L’activité révolutionnaire dans la principauté épiscopale de Bâle débute au printemps 1790. L’agitation provient de l’exemple français voisin et des mauvaises récoltes de 1789. Restant toutefois marginaux, les premiers révolutionnaires réussissent à mobiliser l’opinion autour des droits de chasse qui favorisent la prolifération du gros gibier, véritable fléau pour les cultures. Ainsi, un comité de la commune est institué à Porrentruy. Celui-ci réclame la convocation des Etats du pays et reçoit le soutien de la Franche Montagne des Bois et de la prévôté de Saint-Ursanne. Le prince refuse cette demande, ce qui exacerbe l’opposition. Effrayé par les événements révolutionnaires français et l’agitation grandissante de ses sujets, le prince-évêque demande l’aide de troupes autrichiennes à son suzerain, l’empereur. Après quelques tergiversations, les Suisses accordent le passage sur leur territoire aux troupes impériales qui rétablissent l’ordre par la force dans la principauté en mars 1791.
Les révolutionnaires émigrent ou sont emprisonnés et jugés. Leur chef de file, Joseph-Antoine Rengguer, syndic des Etats sous le régime épiscopal, se réfugie à Paris où il cherche à faire entendre sa voix. Il organise aussi en vain des coups de force en Ajoie et aux Franches-Montagnes.

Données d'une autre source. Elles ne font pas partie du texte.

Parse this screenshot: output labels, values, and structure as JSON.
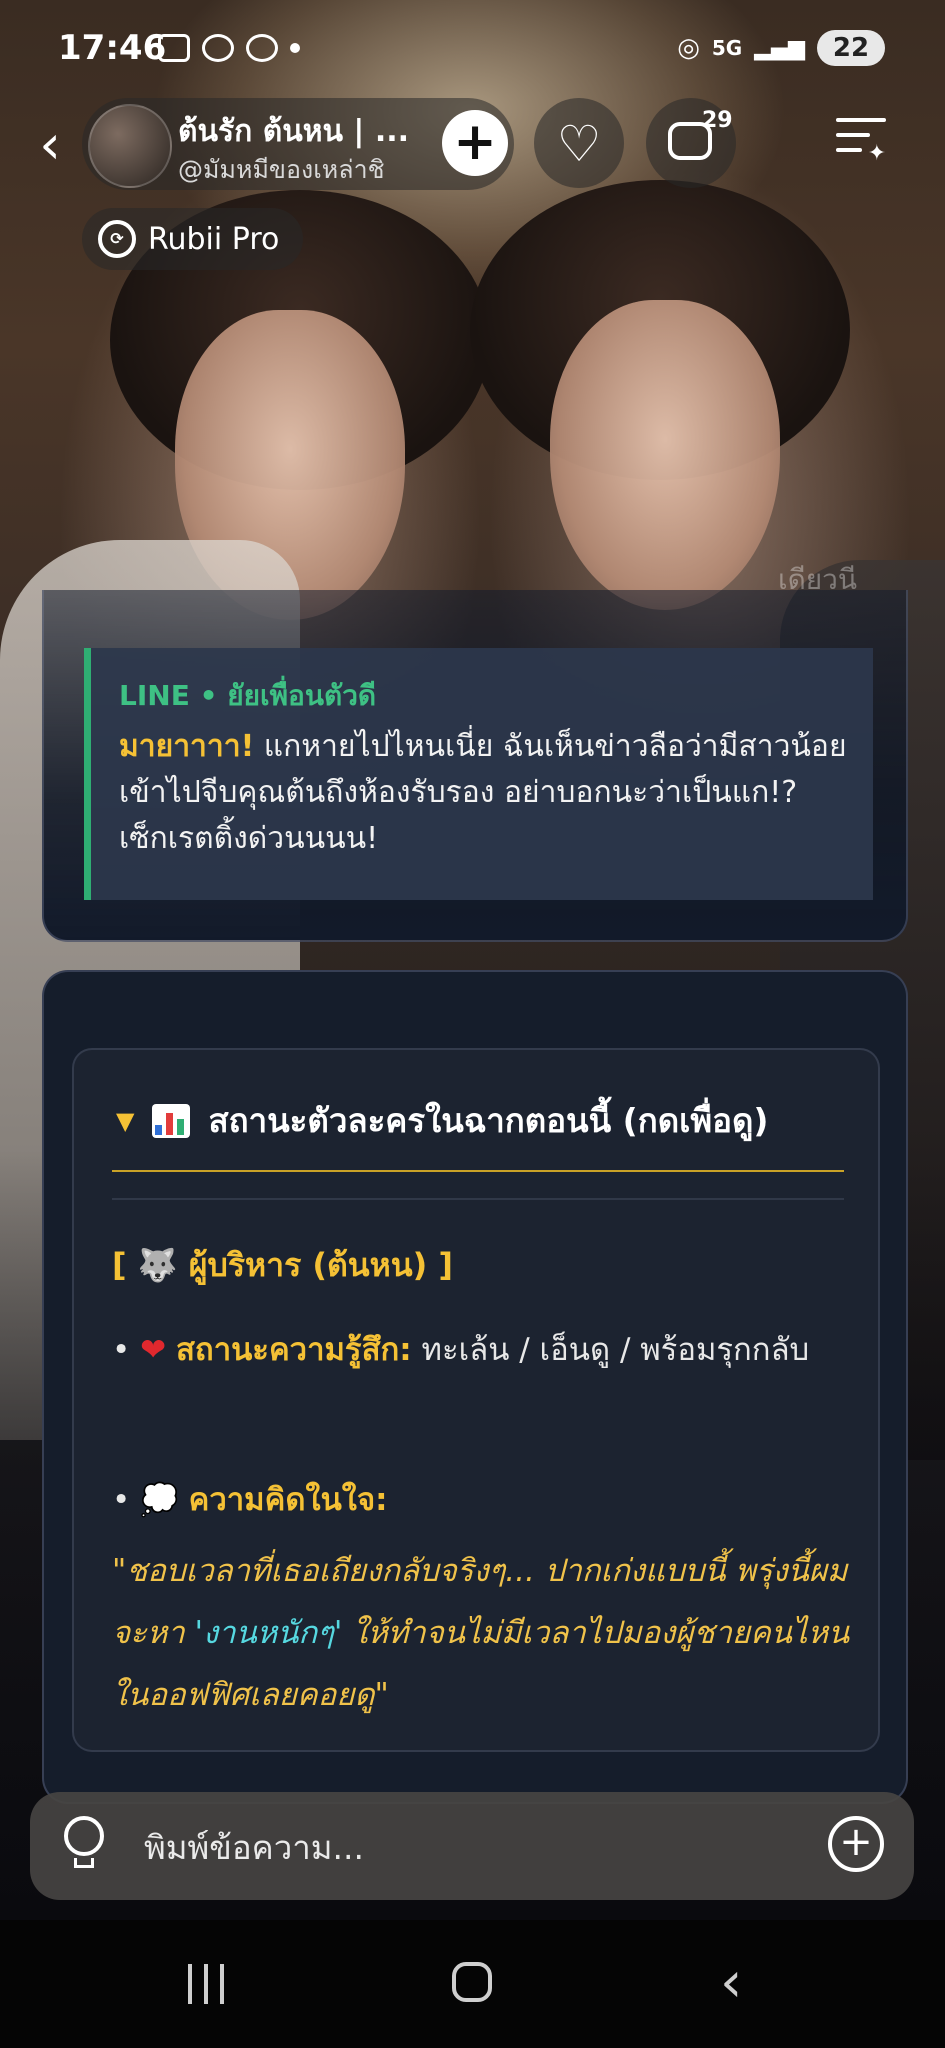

Ces échecs répétés irritent la majorité de la population qui se détourne des agitateurs.

La déclaration de guerre de la république à l’empereur (20 avril 1792) retourne la situation au profit des révolutionnaires. Le traité d’alliance de 1780 autorise la France à chasser les troupes autrichiennes qui stationnent dans la principauté. Effrayé, le prince-évêque institue une régence à Porrentruy et à Delémont avant de fuir devant l’avancée des troupes françaises qui occupent le nord de l’évêché à la fin avril 1792. Ayant pour ordre de respecter les régences du prince, elles libèrent les révolutionnaires emprisonnés et montrent une certaine sympathie pour leurs activités. Malgré leurs efforts, Rengguer et ses partisans ne parviennent pas à renverser la régence de la Cour par les armes et rassemblent leurs partisans d’Ajoie, d’Epiquerez et du Noirmont, respectivement à Boncourt, à Epiquerez et à Belfond, afin de signer une déclaration de liberté.
Peu à peu, inquiétée par l’activité de Rengguer et par l’éloignement du prince, l’élite du pays s’engage dans des sociétés populaires qui, en se chargeant des responsabilités administratives, éclipsent sans violence la régence.
Avec le soutien français, les députés des communes des bailliages occupés s’assemblent à Porrentruy à la fin de 1792. Cette assemblée nationale institue la République rauracienne (carte 7.1) qui ne parvient cependant pas à s’imposer. L’irréductible opposition entre les révolutionnaires et les élites communales crée un blocage institutionnel insurmontable.
La France, constatant cet échec, décide de faire pression sur une nouvelle assemblée triée sur le volet afin de faire accepter l’annexion de la jeune République rauracienne. Le pays devient département du Mont-Terrible le 7 avril 1793 (carte 7.2).
Loin d’être acceptés par tous, ces changements rencontrent des résistances auprès de la
population et des autorités locales. Une révolte armée, exagérément surnommée Vendée rauracienne, éclate même dans la vallée de Delémont et est rapidement dispersée.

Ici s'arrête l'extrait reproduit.